J. Hum. Evol. 44, 225–254 (2003)

Lucy's hands were as deft as ours, according to a new analysis of fossil hand-bones of Australopithecus afarensis — the species to which Lucy belongs. The hands of A. afarensis have previously been described as chimp-like. But based on their study of several different skeletons found at one site in Ethiopia, David M. Alba and colleagues conclude that the hand proportions were “fully human”. They claim that the finding throws into doubt the idea that human-like hands evolved as an adaptation for tool-making. There is no evidence that A. afarensis, which lived in East Africa about 3.5 million years ago, made stone tools: the first tools only appear in the archaeological record about a million years later.

Australopithecus afarensis was bipedal. Released from the demands of locomotion, the hands may have been free to respond to pre-existing evolutionary pressures, perhaps for grooming and feeding, and were later co-opted for making tools. Humans have shorter fingers and so relatively longer thumbs than our ape cousins. This allows the tips of all five digits to be brought together, making our hands better at manipulating objects.

John Whitfield

Immunology: A numbers game

Immunity 18, 343–354 (2003)

Our cells are covered with tiny protein fragments that are bound to class I molecules of the major histocompatibility complex (MHC). They tell the immune system about the proteins being produced in the cell — whether it is infected by a virus, for instance. It takes fewer than ten MHC class I molecules bearing their viral fragment load to launch an immune response.

So far, so efficient — but what does it take to display ten such complexes on the cell surface? Michael F. Princiotta and colleagues have studied the economics of the process, and tell a tale of staggering numbers and apparently enormous waste.

They find that cells maintain a content of around 2.6 billion proteins, using about 6 million ribosome particles to make them, at a rate of 4 million proteins per minute. More than 30% are immediately degraded, at a rate of 2 million proteins per minute. Amidst this wholesale demolition, protein fragments are produced for presentation by MHC class I molecules. But only 1 in 40 degraded proteins results in a suitable fragment, and only 1 in 50 fragments makes it to the endoplasmic reticulum, where it can meet with an MHC class I molecule. So 2,000 proteins need to be degraded for a single fragment to be displayed.

Wasteful? Perhaps. But, as the authors point out, “ultimately, selection pressure in evolution is exerted by other similarly inefficient organisms and not arbitrary standards of efficiency conjured by human intelligence”.

Marie-Thérèse Heemels

Nanotechnology: Dendritic lasers

Fine-tooth comb: zinc-oxide nanowires.

J. Am. Chem. Soc., advance online publication doi:10.1021/ja034327m (2003)

Nanowires that act like tiny lasers have been grown in a parallel, orderly array like the teeth of a comb, producing a bank of miniature light sources that might be useful for photonic technology and nanoscale electromechanical devices. Significantly, they demand none of the complex fabrication procedures used in conventional device manufacture for microelectronics and optoelectronics.

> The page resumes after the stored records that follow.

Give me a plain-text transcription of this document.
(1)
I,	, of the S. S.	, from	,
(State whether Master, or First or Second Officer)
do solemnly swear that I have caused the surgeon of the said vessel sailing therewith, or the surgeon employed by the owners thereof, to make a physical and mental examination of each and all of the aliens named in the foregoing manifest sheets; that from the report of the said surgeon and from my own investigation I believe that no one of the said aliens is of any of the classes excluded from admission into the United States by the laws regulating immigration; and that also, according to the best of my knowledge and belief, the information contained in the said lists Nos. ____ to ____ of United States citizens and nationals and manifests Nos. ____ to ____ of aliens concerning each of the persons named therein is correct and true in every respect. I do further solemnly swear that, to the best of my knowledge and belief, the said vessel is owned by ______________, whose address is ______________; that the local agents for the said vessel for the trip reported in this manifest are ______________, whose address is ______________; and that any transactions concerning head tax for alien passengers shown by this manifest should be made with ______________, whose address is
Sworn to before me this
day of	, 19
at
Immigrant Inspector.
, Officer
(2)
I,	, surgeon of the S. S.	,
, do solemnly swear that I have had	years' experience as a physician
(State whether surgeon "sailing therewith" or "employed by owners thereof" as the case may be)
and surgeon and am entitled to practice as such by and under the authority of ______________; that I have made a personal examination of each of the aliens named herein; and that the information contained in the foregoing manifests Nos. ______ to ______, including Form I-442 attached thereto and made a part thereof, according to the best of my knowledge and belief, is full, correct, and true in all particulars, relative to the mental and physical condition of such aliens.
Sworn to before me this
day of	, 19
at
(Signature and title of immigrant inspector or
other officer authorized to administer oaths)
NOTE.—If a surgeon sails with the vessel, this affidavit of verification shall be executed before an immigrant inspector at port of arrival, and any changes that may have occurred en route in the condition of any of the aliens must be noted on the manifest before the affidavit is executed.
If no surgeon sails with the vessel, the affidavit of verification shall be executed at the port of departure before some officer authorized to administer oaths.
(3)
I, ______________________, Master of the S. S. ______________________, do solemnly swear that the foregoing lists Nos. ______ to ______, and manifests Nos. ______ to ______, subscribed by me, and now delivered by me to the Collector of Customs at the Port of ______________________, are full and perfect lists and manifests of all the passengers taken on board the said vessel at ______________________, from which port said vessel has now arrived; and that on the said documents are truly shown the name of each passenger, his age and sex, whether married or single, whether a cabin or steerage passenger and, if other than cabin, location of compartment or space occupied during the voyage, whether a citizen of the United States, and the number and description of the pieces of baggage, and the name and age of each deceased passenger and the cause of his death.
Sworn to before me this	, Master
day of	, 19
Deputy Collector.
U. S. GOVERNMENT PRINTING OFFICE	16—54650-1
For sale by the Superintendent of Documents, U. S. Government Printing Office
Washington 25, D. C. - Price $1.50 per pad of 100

The nanowire 'combs' made by Haoquan Yan et al. (see picture) are the products of spontaneous self-organization. The researchers grew needles of zinc oxide, a light-emitting semiconductor, from zinc powder heated with oxygen gas. The needles, about a micrometre or so wide, are decorated with dendritic side-branches regularly spaced about 0.1–2 µm apart, each branch a crystalline rod of zinc oxide about 10–300 nm wide.

When pumped with laser light, these arrays of wires produced emission in the ultraviolet that had the narrow wavelength band characteristic of lasing. For arrays with larger rods and larger spaces, the spots of light from each nanowire tip could be resolved individually.